Stichtag

8. Januar 1976 - Chinas Ministerpräsident Zhou Enlai stirbt

Als Mao Zedong am 1. Oktober 1949 auf dem Platz des Himmlischen Friedens in Peking die Volksrepublik China ausruft, steht sein alter Kampfgefährte Zhou Enlai links neben ihm. Enlai wird Premierminister, Außenminister und Maos rechte Hand. Der Staatspräsident trifft die Entscheidungen, Enlai setzt sie in die Praxis um: die Hundert-Blumen-Bewegung, die Kampagne "Großer Sprung nach vorn" und die Kulturrevolution. In Maos Schatten lenkt er fast 30 Jahre lang Staatsgeschäfte und Wirtschaftspolitik und ist einer der wenigen Weggefährten aus der Kommunistischen Bewegung, der all die Jahre politisch überlebt.
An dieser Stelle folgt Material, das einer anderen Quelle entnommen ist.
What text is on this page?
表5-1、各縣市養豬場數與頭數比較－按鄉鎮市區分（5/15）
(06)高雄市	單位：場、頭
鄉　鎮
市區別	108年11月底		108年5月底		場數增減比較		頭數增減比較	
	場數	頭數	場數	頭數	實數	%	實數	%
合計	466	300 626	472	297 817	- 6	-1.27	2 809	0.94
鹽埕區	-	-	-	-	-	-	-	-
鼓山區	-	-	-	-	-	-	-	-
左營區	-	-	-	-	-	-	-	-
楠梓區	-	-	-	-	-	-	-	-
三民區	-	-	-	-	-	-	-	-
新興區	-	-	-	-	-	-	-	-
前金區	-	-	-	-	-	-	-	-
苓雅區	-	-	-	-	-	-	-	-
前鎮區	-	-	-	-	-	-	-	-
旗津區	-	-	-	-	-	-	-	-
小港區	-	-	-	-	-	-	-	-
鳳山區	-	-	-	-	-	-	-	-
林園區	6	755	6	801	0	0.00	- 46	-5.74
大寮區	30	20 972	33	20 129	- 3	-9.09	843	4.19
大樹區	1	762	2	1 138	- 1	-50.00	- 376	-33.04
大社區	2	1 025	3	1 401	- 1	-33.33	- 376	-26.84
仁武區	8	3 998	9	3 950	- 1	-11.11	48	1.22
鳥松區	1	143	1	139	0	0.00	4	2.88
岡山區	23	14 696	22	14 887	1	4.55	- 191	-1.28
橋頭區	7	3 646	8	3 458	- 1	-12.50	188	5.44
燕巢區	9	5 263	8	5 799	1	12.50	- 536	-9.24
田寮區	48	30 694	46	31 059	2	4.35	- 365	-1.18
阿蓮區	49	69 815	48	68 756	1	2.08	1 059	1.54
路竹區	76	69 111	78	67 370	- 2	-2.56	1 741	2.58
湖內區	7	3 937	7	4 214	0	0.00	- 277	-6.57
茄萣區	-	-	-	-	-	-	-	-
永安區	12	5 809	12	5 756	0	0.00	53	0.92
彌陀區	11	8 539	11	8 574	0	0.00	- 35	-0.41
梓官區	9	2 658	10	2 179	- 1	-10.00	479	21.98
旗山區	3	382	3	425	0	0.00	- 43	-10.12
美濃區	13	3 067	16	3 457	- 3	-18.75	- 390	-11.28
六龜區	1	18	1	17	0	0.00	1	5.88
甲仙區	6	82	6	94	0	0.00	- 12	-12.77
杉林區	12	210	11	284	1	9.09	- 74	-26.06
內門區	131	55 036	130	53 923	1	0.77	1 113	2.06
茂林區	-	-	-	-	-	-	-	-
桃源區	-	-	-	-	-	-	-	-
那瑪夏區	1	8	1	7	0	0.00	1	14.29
Enlai macht Ping-Pong-Diplomatie

Zhou Enlai , geboren am 5. März 1898, ist ein intellektueller Mann aus wohlhabender Familie. Er studiert in Japan, Frankreich, England und Deutschland und macht dabei hauptsächlich revolutionäre Propaganda. 1921 gründet er in Paris eine europäische Zelle der Kommunistischen Partei. Nach seiner Rückkehr nach China 1924 macht er schnell Karriere, zunächst in der Kommunistischen Bewegung, später in der Volksrepublik unter Staatspräsident Mao. Der Besuch des US-Präsidenten Richard Nixon im Februar 1972 wird Zhou Enlais größter außenpolitischer Erfolg: Die USA erkennen die Volksrepublik China an. Seine sogenannte Ping-Pong-Diplomatie geht auf, denn zuvor hatte er das Tischtennis-Team der Amerikaner nach Peking eingeladen und gewinnen lassen.
Damit Mao ihn nicht als Konkurrenten empfindet, bekennt er öffentlich immer wieder seine Treue zum Staatspräsidenten und zur Kommunistischen Partei. Einmal übt er vor dem Zentralkomitee Selbstkritik. "Meine Fehler haben gezeigt: Sobald jemand die Führung und die Weisungen des Großen Vorsitzenden Mao missachtet oder dagegen angeht, kommt er vom Weg ab und macht Fehler. Aber: Wenn wir die Dinge richtig machen, dann liegt das nur an der Führung und an den Gedanken des Großen Vorsitzenden Mao." In den Wirren der Kulturrevolution versucht er zwar Weggefährten, Künstler und Intellektuelle vor der Verfolgung durch Mao und seine Clique zu schützen - aber nur, wenn es sein politisches Überleben nicht bedroht. Zhou Enlai sagt später: "Ich habe viele Dinge auf dem Herzen, die ich nicht gesagt habe."

Die Rede zu den vier Modernisierungen

Im Mai 1972 entdecken die Ärzte bei Zhou Enlai Blasenkrebs. Im Januar 1975 verlässt der schwerkranke Enlai das Krankenhaus und hält vor dem Nationalkongress seine berühmteste Rede: "Zei (...) zhong guo" – die Rede zu den vier Modernisierungen. Mitten in der Kulturrevolution schlägt er vor, Landwirtschaft, Verteidigung, Industrie sowie Wissenschaft und Technologie zu reformieren. Seine Gedanken bilden unter dem Nachfolger Deng Xiaoping die Grundlage für die Reformbewegung in China. Zhou Enlai bleibt bis zu seinem Tod am 8. Januar 1976 im Alter von 77 Jahren Ministerpräsident. Chinas Bevölkerung trauert nach seinem Tod monatelang, legt Kränze und Fotos an öffentlichen Orten nieder. Der Politiker, obwohl mitverantwortlich für die Kulturrevolution, wird bis heute als Revolutionär und Kommunist verehrt.